It is no secret that I have struggled with my role as as working wife for quite some time. That struggle is not over. As my husband continues to explore his career options, I continue to wrestle with my role, at least for now, as the primary financial provider for our home. I continue to struggle with overwhelm, and let's be honest, bitterness and resentment at all I have to do. I just cannot continue to keep up with commuting to a full time job that quite honestly, taxes me quite a lot, and running the house like a full time housewife. Something has got to give.
I used to believe that a good godly wife did all the household things as part of her support of her husband. Life is forcing me to reconsider. What does it really mean to support my husband and be his helpmate? Is it me doing it all (at least in terms of house stuff)? Or is it me letting some of those things go so that I can be more emotionally and mentally present? Probably a bit of both.
In an attempt to better evaluate our household tasks and roles, we bought the Fair Play (2020) cards many women rave about. I read the Fair Play book, and while I thought it contained some valuable content, also knew, and know, that marriage is not all about fairness and equality. It is also about sacrifice and humility. The author does recognize this, at least to some extent, however, because in the card deck instructions, she writes that dealing the cards is not a 50-50 split, but about what feels fair. That still leaves a bit to be desired in terms of my definition of biblical marriage, though.

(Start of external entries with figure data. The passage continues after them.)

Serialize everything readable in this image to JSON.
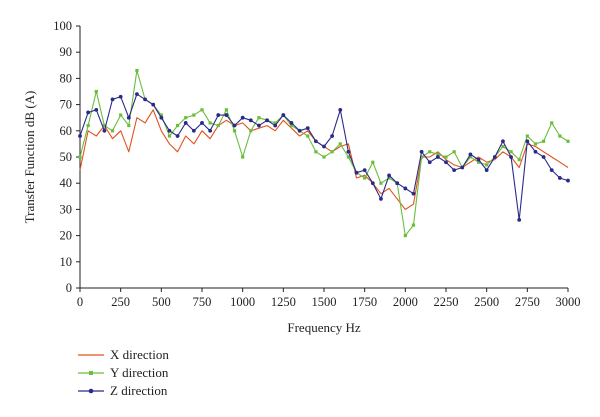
{
  "chart_data": {
    "type": "line",
    "xlabel": "Frequency Hz",
    "ylabel": "Transfer Function dB (A)",
    "xlim": [
      0,
      3000
    ],
    "ylim": [
      0,
      100
    ],
    "xticks": [
      0,
      250,
      500,
      750,
      1000,
      1250,
      1500,
      1750,
      2000,
      2250,
      2500,
      2750,
      3000
    ],
    "yticks": [
      0,
      10,
      20,
      30,
      40,
      50,
      60,
      70,
      80,
      90,
      100
    ],
    "grid": false,
    "legend_position": "bottom-left",
    "x": [
      0,
      50,
      100,
      150,
      200,
      250,
      300,
      350,
      400,
      450,
      500,
      550,
      600,
      650,
      700,
      750,
      800,
      850,
      900,
      950,
      1000,
      1050,
      1100,
      1150,
      1200,
      1250,
      1300,
      1350,
      1400,
      1450,
      1500,
      1550,
      1600,
      1650,
      1700,
      1750,
      1800,
      1850,
      1900,
      1950,
      2000,
      2050,
      2100,
      2150,
      2200,
      2250,
      2300,
      2350,
      2400,
      2450,
      2500,
      2550,
      2600,
      2650,
      2700,
      2750,
      2800,
      2850,
      2900,
      2950,
      3000
    ],
    "series": [
      {
        "name": "X direction",
        "color": "#e0531f",
        "marker": "none",
        "values": [
          45,
          60,
          58,
          62,
          57,
          60,
          52,
          65,
          63,
          68,
          60,
          55,
          52,
          58,
          55,
          60,
          57,
          62,
          64,
          62,
          63,
          60,
          61,
          62,
          60,
          64,
          61,
          58,
          60,
          56,
          54,
          52,
          54,
          55,
          42,
          43,
          40,
          36,
          38,
          34,
          30,
          32,
          50,
          50,
          52,
          49,
          47,
          46,
          48,
          50,
          48,
          49,
          52,
          50,
          46,
          55,
          54,
          52,
          50,
          48,
          46
        ]
      },
      {
        "name": "Y direction",
        "color": "#6cbd3c",
        "marker": "square",
        "values": [
          50,
          62,
          75,
          62,
          60,
          66,
          62,
          83,
          72,
          70,
          66,
          58,
          62,
          65,
          66,
          68,
          63,
          62,
          68,
          60,
          50,
          60,
          65,
          64,
          63,
          66,
          62,
          60,
          58,
          52,
          50,
          52,
          55,
          50,
          44,
          42,
          48,
          40,
          42,
          40,
          20,
          24,
          50,
          52,
          51,
          50,
          52,
          46,
          50,
          48,
          47,
          50,
          54,
          52,
          49,
          58,
          55,
          56,
          63,
          58,
          56
        ]
      },
      {
        "name": "Z direction",
        "color": "#2b2a8a",
        "marker": "circle",
        "values": [
          58,
          67,
          68,
          60,
          72,
          73,
          65,
          74,
          72,
          70,
          65,
          60,
          58,
          63,
          60,
          63,
          60,
          66,
          66,
          62,
          65,
          64,
          62,
          64,
          62,
          66,
          63,
          60,
          61,
          56,
          54,
          58,
          68,
          52,
          44,
          45,
          40,
          34,
          43,
          40,
          38,
          36,
          52,
          48,
          50,
          48,
          45,
          46,
          51,
          49,
          45,
          50,
          56,
          50,
          26,
          56,
          52,
          50,
          45,
          42,
          41
        ]
      }
    ]
  }
}
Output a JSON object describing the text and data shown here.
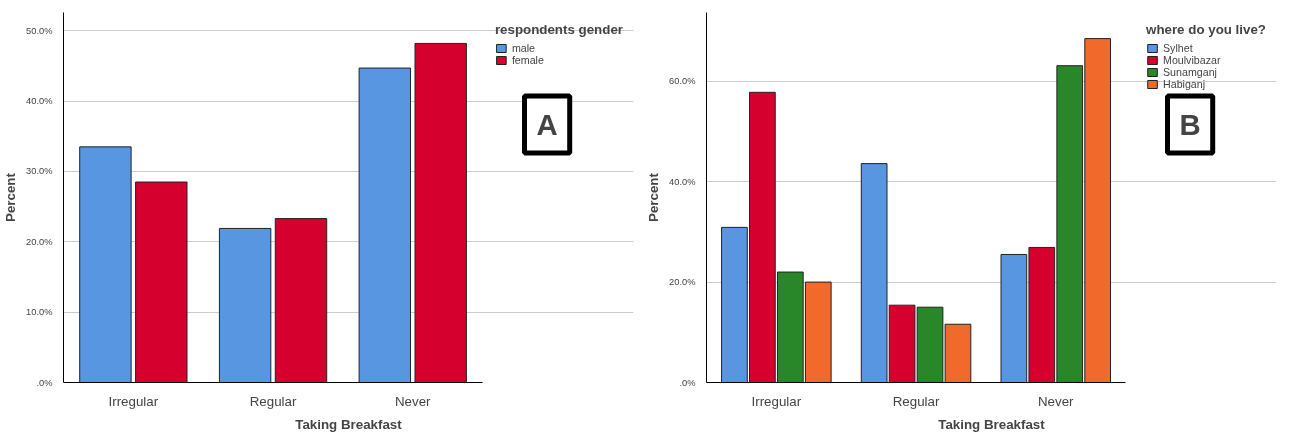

Before we attempted to "re-deal" our cards, I dealt them according to how I see our current tasks. I was surprised to find that my husband actually had 14 cards. That was over half of the 23 I held, and in my pride, I thought I was the one doing most of the tasks, and thereby holding the household together! We agreed that we shared about 12 of the cards, which in Rodsky's system, is not ideal, but is the way it has worked out for us. In looking at the piles, know what I realized? That although I really only hold about half of the cards, I attempt to manage and monitor them all. It is exhausting.
We determined our "daily grind" (regular routine) cards a few weekends ago and I agreed to try giving some of my cards to my husband. I am also working with him to find ways that he can fully conceive, plan, and execute his tasks so that I can let go of monitoring them. Basically, I agreed to abdicate my role as be-all, do-all in our home. Who was I kidding when I thought I could play that role? Obviously, I have been failing. Although we have not found our groove yet, at least we are talking more about household tasks and what it means to live in godly partnership in our marriage.
Did the Fair Play cards fix everything? No. Only God can perfectly heal, redeem, and restore. We certainly need His wisdom in this process (and always!) Abdicating my attempts to be a super power (God) in our household is necessary to receive that wisdom, though. May God grant me humility to continue doing so.
References:
Rodsky, E. (2020). The fair play deck: A couple's conversation deck for prioritizing what's important. Clarkson Potter.